IGNACIO CAMACHO-ABC

   Toca la milonga del referéndum pactado. La independencia ya no es un programa útil porque su proclamación fue un fracaso 

VIENE otra milonga: el referéndum pactado. El nacionalismo necesita siempre de nuevas patrañas que le sirvan como marcos de referencia para alimentar su viaje a ninguna parte y disimular el fracaso. Con vistas a las elecciones, la independencia ya no es útil como enganche programático: no les duró ni cuatro horas antes de que les cayese encima la energía del Estado. El procès requiere la invención de otra matraca para no parecer que se queda parado y la consulta «legal» puede ser el señuelo en el que piquen algunos bienintencionados terceristas a los que la inevitabilidad del 155 ha dejado cierto sabor amargo. 

Sucede que esa consulta no se puede concertar porque la autodeterminación no está en nuestro ordenamiento. Tampoco en el de ningún país del Tratado europeo. La unidad de la nación es indisoluble (artículo segundo de la Carta Magna) y se fundamenta en la soberanía del pueblo español (artículo primero). Si esa soberanía se trocea deja de ser nacional y se crea un sujeto político distinto, un poder constituyente nuevo. Pero hay dos cuestiones primarias más allá de estos esenciales conceptos, y son la de por qué tendríamos los españoles que pactar algo que no queremos y la de cómo nos piensan convencer los secesionistas de que renunciemos al más primordial de nuestros derechos. 

Como siempre hay almas bellas dispuestas a empatizar con las motivaciones de los insurrectos, ya circulan por ahí papeles y manifiestos en solicitud de un compromiso que permita a los soberanistas catalanes cumplir sin contratiempos su efervescente anhelo. Por supuesto que el primer partido en picar ha sido Podemos, al que los preceptos constitucionales nunca han inspirado mucho respeto. Pero también ha habido intelectuales y políticos de izquierda que creen haber hallado el ungüento de Fierabrás contra el famoso desafecto, desazonados porque el desaprensivo órdago independentista les ha obligado, a su pesar, a fruncir el ceño. España está llena de gente comprensiva que cree que a los nacionalistas se les debe algo que justifica que nunca estén contentos. 
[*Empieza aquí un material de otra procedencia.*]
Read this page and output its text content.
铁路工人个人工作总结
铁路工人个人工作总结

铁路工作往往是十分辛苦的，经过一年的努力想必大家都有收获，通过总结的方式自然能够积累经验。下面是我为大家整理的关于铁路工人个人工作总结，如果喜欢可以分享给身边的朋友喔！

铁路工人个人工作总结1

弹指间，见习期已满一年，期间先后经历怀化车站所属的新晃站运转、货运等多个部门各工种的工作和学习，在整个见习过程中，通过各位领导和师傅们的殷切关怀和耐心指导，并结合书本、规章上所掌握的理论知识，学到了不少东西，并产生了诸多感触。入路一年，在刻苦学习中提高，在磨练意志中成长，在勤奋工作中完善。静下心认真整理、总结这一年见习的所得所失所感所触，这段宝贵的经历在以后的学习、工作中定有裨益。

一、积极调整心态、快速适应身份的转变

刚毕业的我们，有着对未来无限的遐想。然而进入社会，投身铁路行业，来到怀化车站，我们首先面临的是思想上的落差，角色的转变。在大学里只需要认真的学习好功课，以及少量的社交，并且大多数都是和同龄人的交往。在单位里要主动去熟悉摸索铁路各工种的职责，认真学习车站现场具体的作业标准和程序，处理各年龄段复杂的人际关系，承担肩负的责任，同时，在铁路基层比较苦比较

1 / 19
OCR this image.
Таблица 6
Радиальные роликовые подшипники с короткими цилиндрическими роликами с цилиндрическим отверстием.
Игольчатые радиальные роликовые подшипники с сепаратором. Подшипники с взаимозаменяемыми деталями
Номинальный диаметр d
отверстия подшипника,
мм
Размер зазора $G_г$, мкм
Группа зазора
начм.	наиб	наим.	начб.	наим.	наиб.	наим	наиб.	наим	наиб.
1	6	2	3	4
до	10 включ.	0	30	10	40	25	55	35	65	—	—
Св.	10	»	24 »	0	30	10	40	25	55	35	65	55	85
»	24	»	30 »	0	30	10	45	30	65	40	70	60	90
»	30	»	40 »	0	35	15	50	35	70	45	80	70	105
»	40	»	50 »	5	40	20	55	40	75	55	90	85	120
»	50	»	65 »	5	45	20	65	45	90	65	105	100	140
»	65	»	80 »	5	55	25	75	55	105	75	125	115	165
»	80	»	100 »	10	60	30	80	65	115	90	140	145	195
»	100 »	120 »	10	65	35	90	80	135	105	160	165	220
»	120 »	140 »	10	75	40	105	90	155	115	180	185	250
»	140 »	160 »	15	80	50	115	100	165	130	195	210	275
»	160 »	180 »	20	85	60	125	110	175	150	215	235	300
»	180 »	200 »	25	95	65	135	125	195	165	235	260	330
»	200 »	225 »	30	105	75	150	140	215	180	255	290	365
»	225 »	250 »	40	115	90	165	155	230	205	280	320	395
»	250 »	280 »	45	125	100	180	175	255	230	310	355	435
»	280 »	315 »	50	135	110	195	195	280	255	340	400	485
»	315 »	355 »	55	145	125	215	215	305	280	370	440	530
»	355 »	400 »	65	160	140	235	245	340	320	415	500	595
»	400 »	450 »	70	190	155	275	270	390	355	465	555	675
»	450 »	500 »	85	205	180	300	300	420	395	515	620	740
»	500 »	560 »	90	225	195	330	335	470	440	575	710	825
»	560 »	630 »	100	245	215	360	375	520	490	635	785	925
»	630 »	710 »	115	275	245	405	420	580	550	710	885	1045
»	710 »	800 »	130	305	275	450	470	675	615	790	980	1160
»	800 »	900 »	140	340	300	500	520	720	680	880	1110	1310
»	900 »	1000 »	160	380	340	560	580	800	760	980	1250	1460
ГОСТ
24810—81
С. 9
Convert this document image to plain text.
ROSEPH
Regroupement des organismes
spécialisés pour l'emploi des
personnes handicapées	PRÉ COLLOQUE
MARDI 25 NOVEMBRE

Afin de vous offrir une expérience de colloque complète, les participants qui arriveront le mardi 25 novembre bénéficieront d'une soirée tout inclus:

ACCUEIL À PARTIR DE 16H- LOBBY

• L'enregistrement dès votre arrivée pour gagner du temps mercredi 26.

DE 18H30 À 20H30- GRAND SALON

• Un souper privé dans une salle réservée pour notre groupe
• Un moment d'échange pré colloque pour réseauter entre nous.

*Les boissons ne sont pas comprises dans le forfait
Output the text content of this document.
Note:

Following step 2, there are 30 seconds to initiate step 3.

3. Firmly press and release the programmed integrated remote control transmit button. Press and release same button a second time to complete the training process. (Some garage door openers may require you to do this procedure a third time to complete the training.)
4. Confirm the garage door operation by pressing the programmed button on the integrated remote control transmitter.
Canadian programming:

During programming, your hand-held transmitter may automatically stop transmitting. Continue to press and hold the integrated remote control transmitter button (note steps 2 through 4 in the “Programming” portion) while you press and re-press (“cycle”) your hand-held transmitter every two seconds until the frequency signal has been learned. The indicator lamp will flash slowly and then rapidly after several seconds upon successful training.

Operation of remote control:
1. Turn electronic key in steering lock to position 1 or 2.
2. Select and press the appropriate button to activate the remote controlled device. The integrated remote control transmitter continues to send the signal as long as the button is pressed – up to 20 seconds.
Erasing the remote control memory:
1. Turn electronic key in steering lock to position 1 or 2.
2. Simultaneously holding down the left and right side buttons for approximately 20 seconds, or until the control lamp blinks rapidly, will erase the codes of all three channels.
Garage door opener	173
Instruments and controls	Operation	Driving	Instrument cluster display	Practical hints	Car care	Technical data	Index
De aquí a las elecciones catalanas, y luego en las negociaciones para formar gobierno, se va a escuchar mucho el mantra del referéndum bueno. Incluso hay lumbreras que especulan con celebrarlo en todo el país, para salvar el obstáculo de la soberanía nacional, pero teniendo en cuenta sólo el resultado en Cataluña, lo que dejaría al resto de los españoles como meros comparsas de su propio desmembramiento. Cualquier cosa con tal de no parecer políticamente incorrectos. Cualquier cosa con tal de satisfacer la eterna presión del nacionalismo con alguna clase de acuerdo, como si hubiese alguna posibilidad de que se diese por satisfecho. Cualquier cosa con tal de no aceptar que el único método que ha funcionado hasta ahora –y tarde—con los soberanistas es el de negarles sus caprichos con firmeza de criterio.